This is an error scorer for transliteration outputs. The words in the reference and hypothesis are matched by their syllables in order to minimize the errors on the syllable level. Detailed errors on individual components of a syllable are then computed.
The scorer assumes each input files has one word per line, with the syllables of each word delimited by .
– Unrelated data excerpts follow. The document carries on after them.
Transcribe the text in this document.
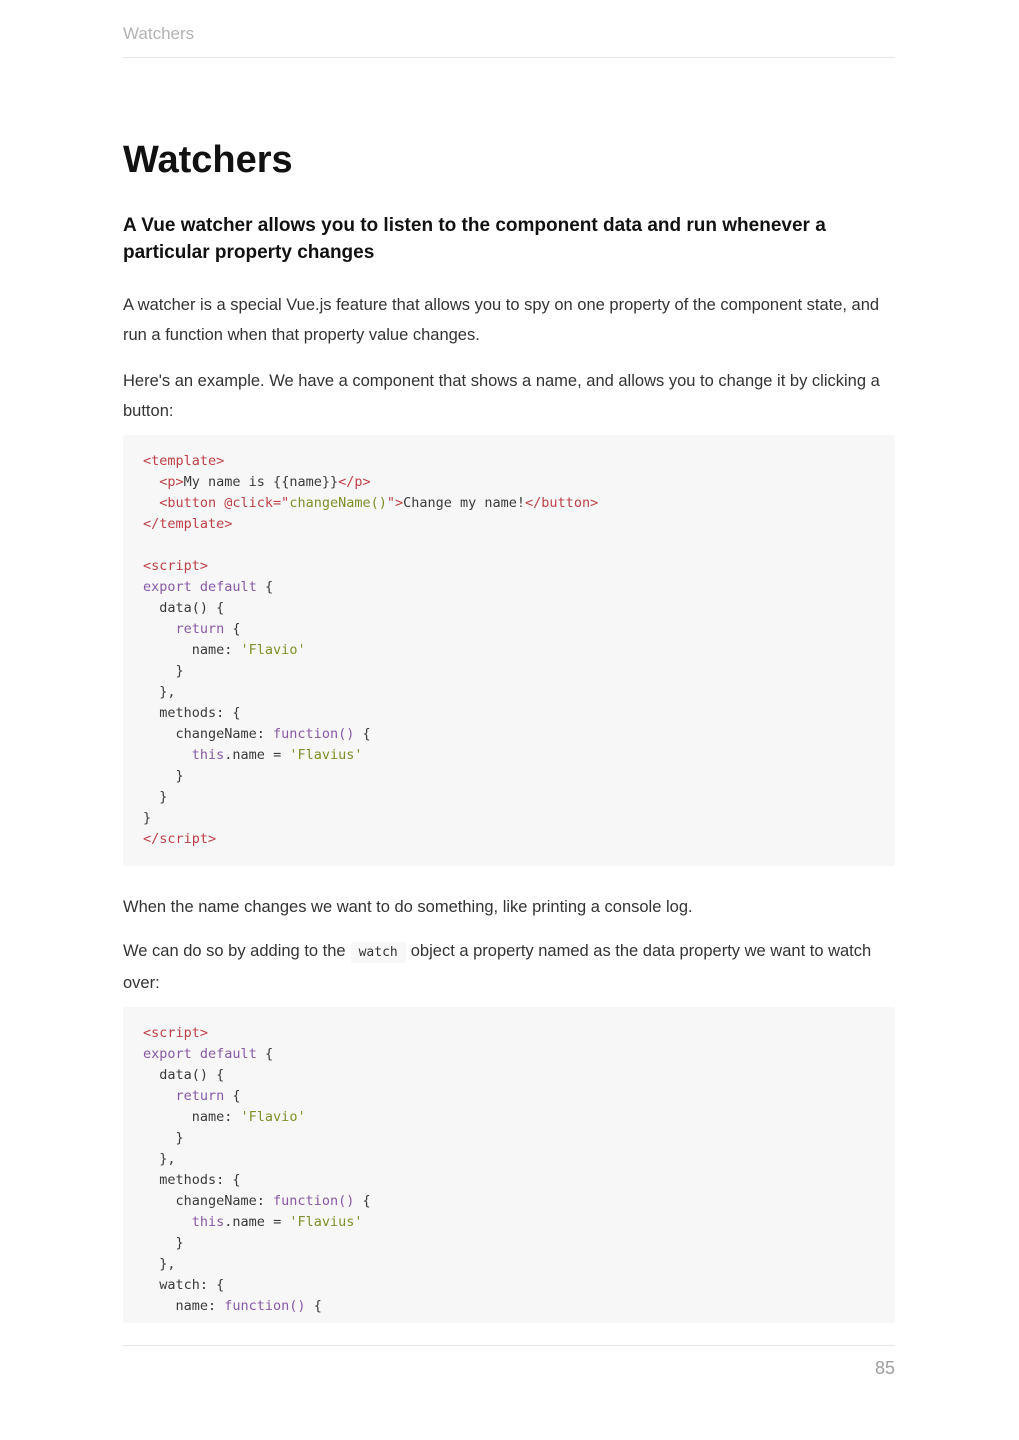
Watchers
Watchers
A Vue watcher allows you to listen to the component data and run whenever a particular property changes

A watcher is a special Vue.js feature that allows you to spy on one property of the component state, and run a function when that property value changes.

Here's an example. We have a component that shows a name, and allows you to change it by clicking a button:

<template>
<p>My name is {{name}}</p>
<button @click="changeName()">Change my name!</button>
</template>
<script>
export default {
data() {
return {
name: 'Flavio'
}
},
methods: {
changeName: function() {
this.name = 'Flavius'
}
}
}
</script>

When the name changes we want to do something, like printing a console log.

We can do so by adding to the watch object a property named as the data property we want to watch over:

<script>
export default {
data() {
return {
name: 'Flavio'
}
},
methods: {
changeName: function() {
this.name = 'Flavius'
}
},
watch: {
name: function() {
85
(a dot) and a correct syllable assumes the form of ONSET NUCLEUS CODA TONE
, with NUCLEUS
as the only required component.
E.g.: a transliterated output for the word nabski
in Vietnamese would be:
n E p _2 . s @: _3 . k i _1
See files under sample
directory for more examples of the data format
The tokens specific to each component of a syllable needs to be specified for each language. See VietnameseLang
, MandarinLang
, and CantoneseLang
for reference.
sclite
needs to be installed
python translit_scorer.py path_to_hyp_file path_to_ref_file report_output_directory report_name language_specs_file path_to_sclite_executable
Example:
python TranslitScorer.py sample/sample.out sample/sample.vie sample/ report VieLang/vie_lang_specs.txt ~/sclite/sclite
This command will score the hypothesis in sample/sample.out
against sample/sample.vie
and save the reports into sample/
directory using Sclite executable at ~/sclite/sclite
There will be two reports:
<report_name>.summary.txt
- summary of erorr rates
String error rate: similar to string error rate by sclite
Syllable error rate: percentage of wrong syllables
Subsyllabic unit error rate: equivalent to token error rate by sclite, but scored after the syllables are matched
ONSET: overall error rate at onset position
S: substitution error rate at onset position
D: deletion error rate at onset position
I: inserstion error rate at onset position
NUCLEUS:
...
CODA:
...
TONE:
...
String with wrong syllabic structure: percentage of strings with at least one syllable with a wrong structure
Out of XXXX% strings with correct syllabic structure: for the entries with all syllables with correct strucutre, the followings are detailed error rate at each position
ONSET:
...
NUCLEUS:
...
CODA:
...
TONE:
...
String with wrong toneless subsyllabic units XXXXX%: percentage of strings with at least one wrong token, tones excluded
Out of #####% strings with correct toneless subsyllabic units: for the entries with all correct tokens excluding tones, the followings are deatiled error rate for the tone
I: ...
S: ...
sample/report.full.csv
- detailed matching of each entry